No, but catastrophic erosion doesn't sound like much fun, and bigger everything's on fire!!! seasons don't, either.

#171 ::: Earl Cooley III ::: (view all by) ::: October 15, 2007, 03:59 PM:

pat greene #169: I think the hurricane number scale is going to have to be extended sooner or later; there's also some overlap between the hurricane and tornado category scales, too.

#172 ::: P J Evans ::: (view all by) ::: October 15, 2007, 04:08 PM:

Well, since the current 'OMG everything's on fire' season started in southern California about April before last, I can say that the appeal is definitely limited (for non-pyromaniacs, at least).
Of course 'OMG the river's at the door and the mountain's dropping in' isn't much more fun (and possibly partly caused by 'OMG everything's on fire').

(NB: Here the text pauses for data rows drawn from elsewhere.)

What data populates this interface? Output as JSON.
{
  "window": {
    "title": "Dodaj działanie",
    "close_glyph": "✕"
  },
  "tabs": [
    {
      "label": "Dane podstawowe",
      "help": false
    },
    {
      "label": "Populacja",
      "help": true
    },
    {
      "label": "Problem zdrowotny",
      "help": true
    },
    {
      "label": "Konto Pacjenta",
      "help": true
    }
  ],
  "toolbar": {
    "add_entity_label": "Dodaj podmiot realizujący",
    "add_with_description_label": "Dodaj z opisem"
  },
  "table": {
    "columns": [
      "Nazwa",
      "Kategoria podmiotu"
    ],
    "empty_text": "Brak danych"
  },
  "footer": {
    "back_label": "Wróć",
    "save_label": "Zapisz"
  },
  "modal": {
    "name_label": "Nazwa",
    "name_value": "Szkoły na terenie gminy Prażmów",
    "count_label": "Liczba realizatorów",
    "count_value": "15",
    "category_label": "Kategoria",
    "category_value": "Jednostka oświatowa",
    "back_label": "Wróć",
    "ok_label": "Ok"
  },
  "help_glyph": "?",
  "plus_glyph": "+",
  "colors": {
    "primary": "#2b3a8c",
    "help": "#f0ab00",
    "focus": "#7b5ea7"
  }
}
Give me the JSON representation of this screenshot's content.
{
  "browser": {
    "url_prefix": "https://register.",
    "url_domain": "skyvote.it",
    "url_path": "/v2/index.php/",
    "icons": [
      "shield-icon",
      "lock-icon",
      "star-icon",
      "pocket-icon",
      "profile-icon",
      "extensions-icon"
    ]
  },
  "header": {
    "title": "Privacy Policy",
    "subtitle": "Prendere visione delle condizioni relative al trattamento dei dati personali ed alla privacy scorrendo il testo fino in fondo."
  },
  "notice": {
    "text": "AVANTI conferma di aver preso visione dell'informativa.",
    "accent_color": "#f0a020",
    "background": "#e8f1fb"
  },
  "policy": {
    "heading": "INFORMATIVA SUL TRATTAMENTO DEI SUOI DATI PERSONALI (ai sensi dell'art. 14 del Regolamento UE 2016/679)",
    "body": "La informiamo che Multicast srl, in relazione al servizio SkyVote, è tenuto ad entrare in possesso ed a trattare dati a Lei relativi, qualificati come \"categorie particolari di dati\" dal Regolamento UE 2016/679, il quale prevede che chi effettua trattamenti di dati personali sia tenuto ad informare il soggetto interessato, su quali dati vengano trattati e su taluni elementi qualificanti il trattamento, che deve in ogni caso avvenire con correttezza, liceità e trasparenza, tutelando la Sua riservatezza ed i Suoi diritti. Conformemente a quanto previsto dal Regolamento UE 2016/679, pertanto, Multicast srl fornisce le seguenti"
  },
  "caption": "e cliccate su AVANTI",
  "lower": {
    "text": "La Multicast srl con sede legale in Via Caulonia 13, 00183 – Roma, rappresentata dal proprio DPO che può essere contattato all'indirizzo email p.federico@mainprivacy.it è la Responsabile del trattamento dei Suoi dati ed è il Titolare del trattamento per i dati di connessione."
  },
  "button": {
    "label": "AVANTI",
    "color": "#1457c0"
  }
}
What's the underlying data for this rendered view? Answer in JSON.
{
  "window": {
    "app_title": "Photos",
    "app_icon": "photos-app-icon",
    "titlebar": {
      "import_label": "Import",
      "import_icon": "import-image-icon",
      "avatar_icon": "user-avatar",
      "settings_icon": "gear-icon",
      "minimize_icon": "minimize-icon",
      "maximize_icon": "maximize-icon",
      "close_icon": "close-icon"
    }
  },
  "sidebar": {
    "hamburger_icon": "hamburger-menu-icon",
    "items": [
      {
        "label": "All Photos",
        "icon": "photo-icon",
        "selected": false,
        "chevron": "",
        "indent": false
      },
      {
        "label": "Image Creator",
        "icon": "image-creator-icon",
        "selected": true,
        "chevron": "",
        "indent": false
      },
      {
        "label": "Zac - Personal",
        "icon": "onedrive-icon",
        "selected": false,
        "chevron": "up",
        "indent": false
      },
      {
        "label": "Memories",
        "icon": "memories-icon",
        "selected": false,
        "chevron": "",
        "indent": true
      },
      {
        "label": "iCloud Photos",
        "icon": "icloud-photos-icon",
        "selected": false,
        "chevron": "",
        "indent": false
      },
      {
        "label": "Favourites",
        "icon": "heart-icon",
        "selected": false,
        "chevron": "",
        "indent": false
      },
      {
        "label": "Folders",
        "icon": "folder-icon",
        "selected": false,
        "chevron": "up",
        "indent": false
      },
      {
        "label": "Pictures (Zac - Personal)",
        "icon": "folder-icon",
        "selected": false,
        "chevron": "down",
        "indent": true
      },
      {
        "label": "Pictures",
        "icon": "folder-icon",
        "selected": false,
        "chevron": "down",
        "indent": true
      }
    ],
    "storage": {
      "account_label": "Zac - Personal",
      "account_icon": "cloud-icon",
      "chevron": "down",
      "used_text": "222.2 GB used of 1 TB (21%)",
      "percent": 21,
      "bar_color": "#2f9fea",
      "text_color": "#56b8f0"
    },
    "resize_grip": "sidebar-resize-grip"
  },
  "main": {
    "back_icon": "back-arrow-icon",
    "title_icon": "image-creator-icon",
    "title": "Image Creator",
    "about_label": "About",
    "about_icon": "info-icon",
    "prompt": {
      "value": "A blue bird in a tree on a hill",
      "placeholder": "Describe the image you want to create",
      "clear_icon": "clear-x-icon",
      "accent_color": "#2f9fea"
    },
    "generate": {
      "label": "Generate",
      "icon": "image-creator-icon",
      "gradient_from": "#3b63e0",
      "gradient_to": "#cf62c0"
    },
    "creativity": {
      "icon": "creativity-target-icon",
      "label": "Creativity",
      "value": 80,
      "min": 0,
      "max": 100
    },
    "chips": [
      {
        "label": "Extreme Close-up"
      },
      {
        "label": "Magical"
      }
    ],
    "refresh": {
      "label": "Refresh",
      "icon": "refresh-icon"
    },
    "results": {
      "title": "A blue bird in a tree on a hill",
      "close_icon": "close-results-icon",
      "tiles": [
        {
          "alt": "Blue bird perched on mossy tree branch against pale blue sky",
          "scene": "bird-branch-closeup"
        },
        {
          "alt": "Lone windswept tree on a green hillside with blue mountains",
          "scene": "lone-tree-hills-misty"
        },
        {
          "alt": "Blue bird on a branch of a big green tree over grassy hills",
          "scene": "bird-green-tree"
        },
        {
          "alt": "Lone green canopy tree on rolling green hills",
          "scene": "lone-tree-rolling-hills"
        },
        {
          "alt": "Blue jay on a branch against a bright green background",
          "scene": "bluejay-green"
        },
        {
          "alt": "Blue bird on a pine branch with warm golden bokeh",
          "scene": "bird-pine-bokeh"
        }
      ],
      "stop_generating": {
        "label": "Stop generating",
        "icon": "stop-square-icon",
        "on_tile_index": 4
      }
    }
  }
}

#173 ::: [silinmiş spam] ::: (view all by) ::: September 25, 2010, 12:39 PM:

[188.195.68.110 gönderdi]

#174 ::: Bombie who cries: SPAM ::: (view all by) ::: September 25, 2010, 12:44 PM:

spam spam spammity spam

#175 ::: abi ::: (view all by) ::: September 25, 2010, 12:45 PM:

My latest habit with international spam: use Google Translate to detect the language (if it's not obvious) and post the "spam deleted" message in that language.

In this case, Turkish.

#176 ::: Bombie ::: (view all by) ::: September 25, 2010, 12:52 PM:

Harika kavramı, I like

#177 ::: TexAnne sees spam ::: (view all by) ::: November 13, 2010, 10:43 PM:

But speaking of socks, I finished one tonight!

#178 ::: Mary Aileen ::: (view all by) ::: November 14, 2010, 10:21 AM:

TexAnne: Congratulations!

#179 ::: TexAnne ::: (view all by) ::: November 14, 2010, 10:44 AM:

Mary Aileen: Thanks! I've been playing with stranding. I have a ways to go yet, but the thing about socks is that tension issues don't show when you're wearing the things. Now if I can tear myself away from my invisible friends in the Internet, I'll start the second one...O to be a person who can read while knitting!

#180 ::: SamChevreSpotsTurkishSpam ::: (view all by) ::: January 13, 2011, 09:15 AM:

Yes, I have friends in the paper business; no, they don't read Turkish.